Посидели молча; тихий час нашел. Они были бедны; осенью им угрожало постукиванье под окном старосты, собирающего старые недоимки и новые подати; они устали сегодня, измаялись, но все-таки теперь они «по-своему» были довольны. С податью они как-нибудь справятся; ноги и рученьки их отдохнут ужо после покрова дня, когда они измолотят последний овин; с недостачей хлеба также сладят как-нибудь – призаймут опять у того же Трофимыча до новой ржи… Что ж делать, если придется за четверик два отдать! «Где наше не пропадало!..» А главное: оба они молоды, здоровы и не унывают…
– Экий вечер-то сегодня тихий! – сказала Марфуша, оглядываясь и заслоняясь рукою от солнца. – Знать, и завтра будет вёдро… Дай бы бог – постояло такое времечко… С рожью-то управились бы живо!
– Да! – промолвил Яков, поглядывая за реку на расстилавшиеся там поля и луга.
Тишиной и миром, честным, святым трудом веяло отовсюду над этим укромным уголком земли в тот вечерний час.

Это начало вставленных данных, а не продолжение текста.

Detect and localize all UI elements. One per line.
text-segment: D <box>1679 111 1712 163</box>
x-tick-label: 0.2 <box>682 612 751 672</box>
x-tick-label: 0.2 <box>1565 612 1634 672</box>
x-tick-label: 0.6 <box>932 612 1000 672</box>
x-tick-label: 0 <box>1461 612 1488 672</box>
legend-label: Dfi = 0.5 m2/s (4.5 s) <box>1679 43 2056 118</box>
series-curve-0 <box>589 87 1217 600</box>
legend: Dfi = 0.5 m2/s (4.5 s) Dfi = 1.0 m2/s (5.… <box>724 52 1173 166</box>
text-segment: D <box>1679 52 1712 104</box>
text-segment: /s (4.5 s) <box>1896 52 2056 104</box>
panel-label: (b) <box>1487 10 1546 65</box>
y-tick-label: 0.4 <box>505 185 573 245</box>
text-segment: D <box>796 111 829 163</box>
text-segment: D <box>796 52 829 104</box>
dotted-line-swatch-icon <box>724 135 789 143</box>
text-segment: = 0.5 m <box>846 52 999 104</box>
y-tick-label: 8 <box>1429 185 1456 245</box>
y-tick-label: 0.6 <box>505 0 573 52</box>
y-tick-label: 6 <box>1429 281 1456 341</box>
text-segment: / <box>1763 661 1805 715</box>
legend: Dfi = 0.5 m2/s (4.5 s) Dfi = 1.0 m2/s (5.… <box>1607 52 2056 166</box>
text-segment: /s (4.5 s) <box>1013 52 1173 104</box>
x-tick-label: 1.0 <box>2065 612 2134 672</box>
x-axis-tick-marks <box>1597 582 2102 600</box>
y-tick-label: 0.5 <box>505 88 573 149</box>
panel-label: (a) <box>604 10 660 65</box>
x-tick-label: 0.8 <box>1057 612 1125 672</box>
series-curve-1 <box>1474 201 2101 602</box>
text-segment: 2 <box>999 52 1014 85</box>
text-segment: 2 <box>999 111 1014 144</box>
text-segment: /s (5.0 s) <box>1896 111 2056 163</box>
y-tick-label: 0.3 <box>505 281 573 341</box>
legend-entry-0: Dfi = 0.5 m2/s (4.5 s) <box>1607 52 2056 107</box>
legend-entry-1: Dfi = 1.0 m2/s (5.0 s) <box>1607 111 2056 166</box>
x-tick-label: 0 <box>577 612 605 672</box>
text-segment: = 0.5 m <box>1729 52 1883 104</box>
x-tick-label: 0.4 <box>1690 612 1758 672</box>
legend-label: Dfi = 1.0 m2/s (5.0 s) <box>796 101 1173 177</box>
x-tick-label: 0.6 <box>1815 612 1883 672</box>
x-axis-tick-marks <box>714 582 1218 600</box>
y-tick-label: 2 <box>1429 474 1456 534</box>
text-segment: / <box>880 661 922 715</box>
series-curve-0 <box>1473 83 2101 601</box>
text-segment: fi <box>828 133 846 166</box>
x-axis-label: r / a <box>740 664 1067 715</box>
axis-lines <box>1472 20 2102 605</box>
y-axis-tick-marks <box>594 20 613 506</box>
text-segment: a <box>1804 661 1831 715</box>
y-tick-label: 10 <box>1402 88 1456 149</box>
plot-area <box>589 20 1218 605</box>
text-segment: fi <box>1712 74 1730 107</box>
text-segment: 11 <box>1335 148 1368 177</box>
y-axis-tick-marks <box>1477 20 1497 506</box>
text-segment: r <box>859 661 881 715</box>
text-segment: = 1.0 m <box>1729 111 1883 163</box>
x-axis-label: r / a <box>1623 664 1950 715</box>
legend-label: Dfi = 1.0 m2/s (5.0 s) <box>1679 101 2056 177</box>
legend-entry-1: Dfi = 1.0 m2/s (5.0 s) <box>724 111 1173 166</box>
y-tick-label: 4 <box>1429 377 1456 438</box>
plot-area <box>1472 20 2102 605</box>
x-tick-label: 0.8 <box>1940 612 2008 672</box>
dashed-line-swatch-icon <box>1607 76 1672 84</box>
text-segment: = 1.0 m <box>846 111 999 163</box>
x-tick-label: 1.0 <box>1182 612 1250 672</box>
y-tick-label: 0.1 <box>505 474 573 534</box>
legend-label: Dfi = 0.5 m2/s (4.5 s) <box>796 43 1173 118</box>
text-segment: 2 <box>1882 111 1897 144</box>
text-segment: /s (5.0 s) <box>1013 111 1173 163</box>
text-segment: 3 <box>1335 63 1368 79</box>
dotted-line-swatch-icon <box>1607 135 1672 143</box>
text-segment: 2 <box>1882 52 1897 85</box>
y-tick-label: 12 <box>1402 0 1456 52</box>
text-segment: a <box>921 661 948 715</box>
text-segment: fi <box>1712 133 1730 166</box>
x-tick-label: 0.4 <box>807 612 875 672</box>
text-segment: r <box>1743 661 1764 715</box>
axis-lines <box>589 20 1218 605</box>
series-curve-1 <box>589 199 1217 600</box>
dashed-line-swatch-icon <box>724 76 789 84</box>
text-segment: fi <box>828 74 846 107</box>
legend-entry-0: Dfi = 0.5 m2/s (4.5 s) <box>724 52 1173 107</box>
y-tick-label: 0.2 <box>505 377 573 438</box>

Воробьи громко чирикали, перескакивая и порхая по жердочкам плетня; куры кудахтали, роясь в песке. Темно-зеленые листья черемухи, росшей за плетнем, чуть-чуть покачивались.
– Ну! сидеть-то тут хорошо, а идти – копны класть – все-таки надо… А то, гляди, росой хватит! – проговорил наконец Яков, поднимаясь с крыльца.
Марфуша проворно накинула на пробой петлю и заткнула ее деревяшкой, тут же висевшей на веревочке. Когда Яков брался за грабли, завалившиеся за крыльцо, вдали послышался колокольчик, и все ближе, ближе…
– Кого бог дает? – заметила Марфуша, выходя из ворот.
– Может, писарь опять… – говорил Яков, идя за женой.
Колокольчик той порой смолк. Яков издали видел, что какая-то пара лошадок остановилась у старостиной избы. Дорожа последними часами заходящего дня, он, не останавливаясь, поворотил к реке и стал спускаться по тропинке, извивавшейся по обрыву.
– Не беги! Тише! – крикнул он жене. – Урони ребенка-то…
– Да круто больно… Так и толкает! – отозвалась та, сбежав с кручи и остановившись над водой.
– Толкает! – добродушно передразнил ее муж. – Я вот ужо тебя толкну…
«Он только что прошел»… – «Куда?» – «К реке… на покос, надо быть»… Этот отрывочный разговор донесся до Якова, когда он с женой был уже на середине реки. И почти в ту же минуту на береговой круче появился староста, порядочно запыхавшись, с раскрасневшимся лицом и без шапки.
– Яков! А Яков! – кричал староста. – Подь сюда!
– Чего тебе? Чего орешь-то?.. – отозвался Яков, в пол-оборота оглядываясь на старосту.
– Завтра тебе в волость нужно… бессрочных собирают…[1] из правленья, вон нарочный… – выкрикивал староста, тяжело переводя дух.
– Каких бессрочных? – переспросил Яков, переступая с ноги на ногу.
– Ваших, слышь, – гвардейских!.. Да подь-ка сюда… Вон бумага…
И староста, почесываясь, поплелся с берега.